Table 1: some of the topics and explanations from gensim LDA model
TopicsExplanation
‘land’, ‘company’, ‘purchase’, ‘colony’, ‘claim’, ‘price’, ‘acre’, ‘make’, ‘system’, ‘title’Representing real-estate-related activities.
‘native’, ‘man’, ‘fire’, ‘captain’, ‘leave’, ‘place’, ‘officer’, ‘arrive’, ‘chief’,  ‘make’Representing news regarding New Zealand War. 
‘government’, ‘native’, ‘country’, ‘settler’, ‘colony’, ‘man’, ‘act’, ‘people’, ‘law’Representing news about the sovereignty treaty signed in 1835.
‘mile’, ‘water’, ‘river’, ‘vessel’, ‘foot’, ‘island’, ‘native’, ‘side’, ‘boat’, ‘harbour’Representing maritime activities from a port city like Wellington.
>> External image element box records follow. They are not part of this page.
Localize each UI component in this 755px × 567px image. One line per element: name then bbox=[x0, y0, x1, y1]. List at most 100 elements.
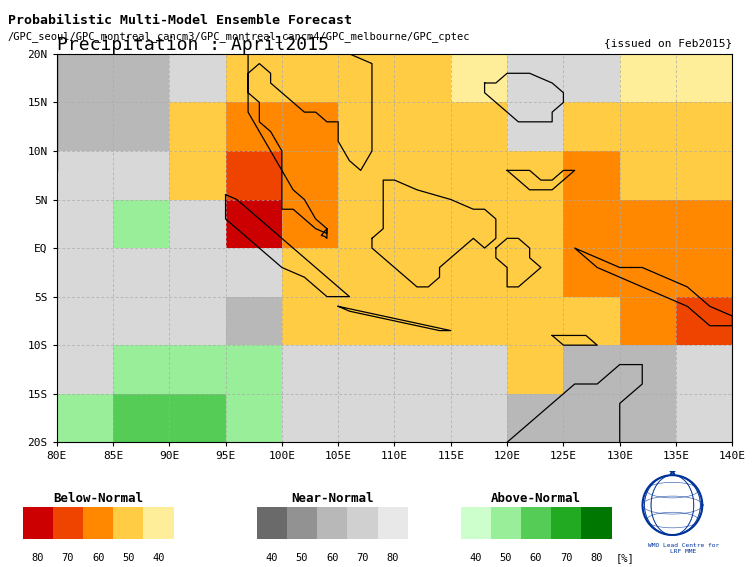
Text: 70: 70 bbox=[62, 553, 74, 563]
Bar bbox=[394, 393, 451, 442]
Bar bbox=[282, 54, 338, 103]
Bar bbox=[507, 54, 563, 103]
Bar bbox=[282, 151, 338, 200]
Text: /GPC_seoul/GPC_montreal_cancm3/GPC_montreal_cancm4/GPC_melbourne/GPC_cptec: /GPC_seoul/GPC_montreal_cancm3/GPC_montr… bbox=[8, 31, 470, 42]
Bar bbox=[226, 151, 282, 200]
Bar bbox=[57, 393, 113, 442]
Bar bbox=[563, 345, 620, 393]
Bar bbox=[169, 200, 226, 248]
Bar bbox=[113, 248, 169, 297]
Bar bbox=[676, 393, 732, 442]
Text: 60: 60 bbox=[92, 553, 104, 563]
Bar bbox=[282, 103, 338, 151]
Bar bbox=[451, 248, 507, 297]
Bar bbox=[226, 345, 282, 393]
Text: Near-Normal: Near-Normal bbox=[291, 492, 374, 505]
Bar bbox=[169, 248, 226, 297]
Bar bbox=[507, 103, 563, 151]
Bar bbox=[226, 200, 282, 248]
Bar bbox=[226, 103, 282, 151]
Text: 50: 50 bbox=[296, 553, 308, 563]
Bar bbox=[113, 345, 169, 393]
Bar bbox=[57, 248, 113, 297]
Bar bbox=[169, 54, 226, 103]
Bar bbox=[394, 248, 451, 297]
Bar bbox=[113, 103, 169, 151]
Text: 80: 80 bbox=[590, 553, 602, 563]
Text: 80: 80 bbox=[387, 553, 399, 563]
Text: Precipitation : April2015: Precipitation : April2015 bbox=[57, 36, 328, 54]
Bar bbox=[57, 103, 113, 151]
Bar bbox=[169, 393, 226, 442]
Text: 50: 50 bbox=[122, 553, 134, 563]
Bar bbox=[226, 248, 282, 297]
Bar bbox=[563, 200, 620, 248]
Bar bbox=[563, 151, 620, 200]
Text: Above-Normal: Above-Normal bbox=[491, 492, 581, 505]
Bar bbox=[282, 345, 338, 393]
Bar bbox=[451, 393, 507, 442]
Bar bbox=[563, 103, 620, 151]
Bar bbox=[563, 393, 620, 442]
Bar bbox=[338, 54, 394, 103]
Bar bbox=[507, 200, 563, 248]
Bar bbox=[451, 200, 507, 248]
Bar bbox=[394, 297, 451, 345]
Bar bbox=[563, 248, 620, 297]
Bar bbox=[620, 200, 676, 248]
Bar bbox=[169, 151, 226, 200]
Bar bbox=[451, 54, 507, 103]
Bar bbox=[57, 151, 113, 200]
Bar bbox=[169, 345, 226, 393]
Bar bbox=[676, 103, 732, 151]
Bar bbox=[338, 103, 394, 151]
Bar bbox=[338, 345, 394, 393]
Bar bbox=[394, 151, 451, 200]
Text: [%]: [%] bbox=[615, 553, 634, 563]
Bar bbox=[169, 297, 226, 345]
Bar bbox=[338, 393, 394, 442]
Bar bbox=[620, 393, 676, 442]
Bar bbox=[226, 54, 282, 103]
Bar bbox=[338, 151, 394, 200]
Bar bbox=[113, 200, 169, 248]
Text: 60: 60 bbox=[326, 553, 338, 563]
Bar bbox=[620, 248, 676, 297]
Text: {issued on Feb2015}: {issued on Feb2015} bbox=[604, 38, 732, 48]
Bar bbox=[676, 248, 732, 297]
Text: 40: 40 bbox=[266, 553, 278, 563]
Text: 40: 40 bbox=[153, 553, 165, 563]
Bar bbox=[226, 393, 282, 442]
Bar bbox=[394, 200, 451, 248]
Text: Below-Normal: Below-Normal bbox=[53, 492, 143, 505]
Bar bbox=[676, 297, 732, 345]
Bar bbox=[338, 248, 394, 297]
Text: 40: 40 bbox=[470, 553, 482, 563]
Bar bbox=[676, 54, 732, 103]
Text: 70: 70 bbox=[356, 553, 368, 563]
Bar bbox=[113, 151, 169, 200]
Bar bbox=[57, 54, 113, 103]
Text: 80: 80 bbox=[32, 553, 44, 563]
Bar bbox=[451, 103, 507, 151]
Bar bbox=[282, 393, 338, 442]
Bar bbox=[507, 151, 563, 200]
Bar bbox=[113, 297, 169, 345]
Text: Probabilistic Multi-Model Ensemble Forecast: Probabilistic Multi-Model Ensemble Forec… bbox=[8, 14, 352, 27]
Bar bbox=[169, 103, 226, 151]
Bar bbox=[113, 393, 169, 442]
Bar bbox=[394, 103, 451, 151]
Bar bbox=[507, 297, 563, 345]
Bar bbox=[57, 297, 113, 345]
Bar bbox=[507, 248, 563, 297]
Bar bbox=[451, 345, 507, 393]
Bar bbox=[676, 200, 732, 248]
Bar bbox=[620, 54, 676, 103]
Text: WMO Lead Centre for
LRF MME: WMO Lead Centre for LRF MME bbox=[648, 543, 719, 554]
Bar bbox=[282, 248, 338, 297]
Bar bbox=[620, 151, 676, 200]
Bar bbox=[282, 297, 338, 345]
Bar bbox=[620, 345, 676, 393]
Bar bbox=[394, 54, 451, 103]
Text: 70: 70 bbox=[560, 553, 572, 563]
‘settlement’, ‘company’, ‘make’,’war’, ‘place’, ‘port_nicholson’, ‘settler’, ‘state’, ‘colonist’, ‘colony’Representing news about Port Nicholson during the war in Wellington 1839
Table 2: some of the topics and explanations from gensim Mallet model

After working long hours on this project, although I am super delighted that I have produced an interactive visualization of the mallet model which is hard to produce, there is always a feeling of disappointment that I did not have the knowledge of the historian. A historian with special knowledge of New Zealand’s history might have judged better.

Attending buffet without the knowledge of the menu is like sailing a boat without the compass but isn’t it what the distant reading is? A calculated leap of faith.